Em 1994, a Conferência Nacional dos Bispos do Brasil (CNBB) publicou normativa intitulada “Orientações Pastorais sobre a Renovação Carismática Católica” (Documento 53). Trata-se de diretrizes canônicas, visando à readequação do movimento Renovação Carismática Católica (RCC) aos parâmetros litúrgicos e doutrinais do Catolicismo. 

No referido Documento 53 se consideram diversos pontos ambíguos do “pentecostalismo católico”. Passados 22 anos, o Documento 53 ainda está em pleno vigor. É verdade que o surto carismático arrefeceu sobremaneira. Contudo, pergunta-se: nessas duas décadas, mudou a práxis litúrgica ou paralitúrgica dos membros do aludido movimento, em obediência aos ditames estipulados pelos bispos? 

Quem sintoniza à noite certas emissoras de televisão, uma delas notório carro-chefe da RCC, assiste à “oração em línguas”. Preceitua, contudo, o Documento 53: “Como é difícil discernir, na prática, entre inspiração do Espírito Santo e os apelos do animador do grupo reunido, não se incentive a chamada oração em línguas (...)” (62). 

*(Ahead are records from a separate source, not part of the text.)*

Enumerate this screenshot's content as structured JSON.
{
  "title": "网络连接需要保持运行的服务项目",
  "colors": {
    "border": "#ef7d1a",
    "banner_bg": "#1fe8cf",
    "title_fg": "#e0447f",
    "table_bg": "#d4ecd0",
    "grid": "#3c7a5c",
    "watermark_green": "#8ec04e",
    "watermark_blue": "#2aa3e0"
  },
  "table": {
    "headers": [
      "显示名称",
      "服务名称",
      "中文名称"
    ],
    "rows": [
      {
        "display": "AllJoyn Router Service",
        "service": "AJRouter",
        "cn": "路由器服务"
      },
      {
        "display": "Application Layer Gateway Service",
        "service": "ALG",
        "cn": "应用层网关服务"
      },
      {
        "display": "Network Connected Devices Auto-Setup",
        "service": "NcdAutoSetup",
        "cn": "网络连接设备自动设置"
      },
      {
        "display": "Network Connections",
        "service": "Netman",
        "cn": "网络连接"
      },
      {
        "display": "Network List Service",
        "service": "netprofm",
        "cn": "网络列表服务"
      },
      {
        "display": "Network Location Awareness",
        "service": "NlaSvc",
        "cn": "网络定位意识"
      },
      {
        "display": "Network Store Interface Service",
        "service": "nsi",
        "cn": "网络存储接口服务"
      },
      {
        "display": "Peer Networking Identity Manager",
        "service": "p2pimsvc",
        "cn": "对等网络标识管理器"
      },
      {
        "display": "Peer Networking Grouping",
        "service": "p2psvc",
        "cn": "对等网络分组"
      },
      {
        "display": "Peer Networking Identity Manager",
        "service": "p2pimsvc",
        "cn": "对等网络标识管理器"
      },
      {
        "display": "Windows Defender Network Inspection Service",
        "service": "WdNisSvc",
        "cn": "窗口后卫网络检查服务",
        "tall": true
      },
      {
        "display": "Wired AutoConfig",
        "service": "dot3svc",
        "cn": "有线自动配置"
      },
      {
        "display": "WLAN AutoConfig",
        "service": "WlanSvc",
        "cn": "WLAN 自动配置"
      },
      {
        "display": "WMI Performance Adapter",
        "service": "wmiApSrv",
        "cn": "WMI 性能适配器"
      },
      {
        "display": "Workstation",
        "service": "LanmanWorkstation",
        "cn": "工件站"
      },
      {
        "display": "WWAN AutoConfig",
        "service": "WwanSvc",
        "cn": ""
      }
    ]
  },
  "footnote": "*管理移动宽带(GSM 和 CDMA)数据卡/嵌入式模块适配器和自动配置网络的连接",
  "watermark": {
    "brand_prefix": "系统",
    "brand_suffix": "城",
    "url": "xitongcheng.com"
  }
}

Respeitáveis e conhecidos sacerdotes, próceres do movimento RCC, continuam a utilizar o termo “batismo no Espírito”, sendo que o Documento 53 preconiza que “será melhor evitar o uso da expressão ‘batismo no Espírito’, ambígua, por sugerir uma espécie de sacramento” (54). 

Vários outros itens problemáticos elencados no Documento 53 foram ou não resolvidos pela RCC nesses dois decênios de vigência da normativa? Por exemplo: o uso indevido de vocábulos como “pastor”, “pastoreio”, “ministério”, “evangelizador” (29); a ênfase nos exorcismos (que necessitam de prévia anuência da autoridade eclesiástica e só podem ser administrados por padres) (67); o subjetivismo e sentimentalismo dos grupos de oração (46); o profetismo (63); o carisma ou o pseudocarisma de cura (58) etc. 

Ao emanar as regras do Documento 53, a conferência episcopal quis corrigir os desvios da RCC, prejudiciais tanto ao movimento quanto à Igreja (69). Não se negam os benefícios que a RCC proporcionou a muitos católicos, trazendo-os de volta ao grêmio da Igreja e inculcando-lhes os ensinamentos fundamentais da religião cristã. Sem embargo, as recomendações e determinações do Documento 53 tocam em pontos relevantes da fé, que não devem ser descurados por nenhuma associação ou movimento eclesial. Consoante reza o cânon 529, §2.o, incumbe principalmente aos párocos a obrigação de zelar e velar para que as prescrições do Documento 53 sejam rigorosamente observadas. 

Edson Luiz Sampel 

Doutor em Direito Canônico pela Pontifícia Universidade Lateranense, do Vaticano (PUL). Membro do conselho diretor da Academia Marial de Aparecida (AMA) e da União dos Juristas Católicos de São Paulo (Ujucasp).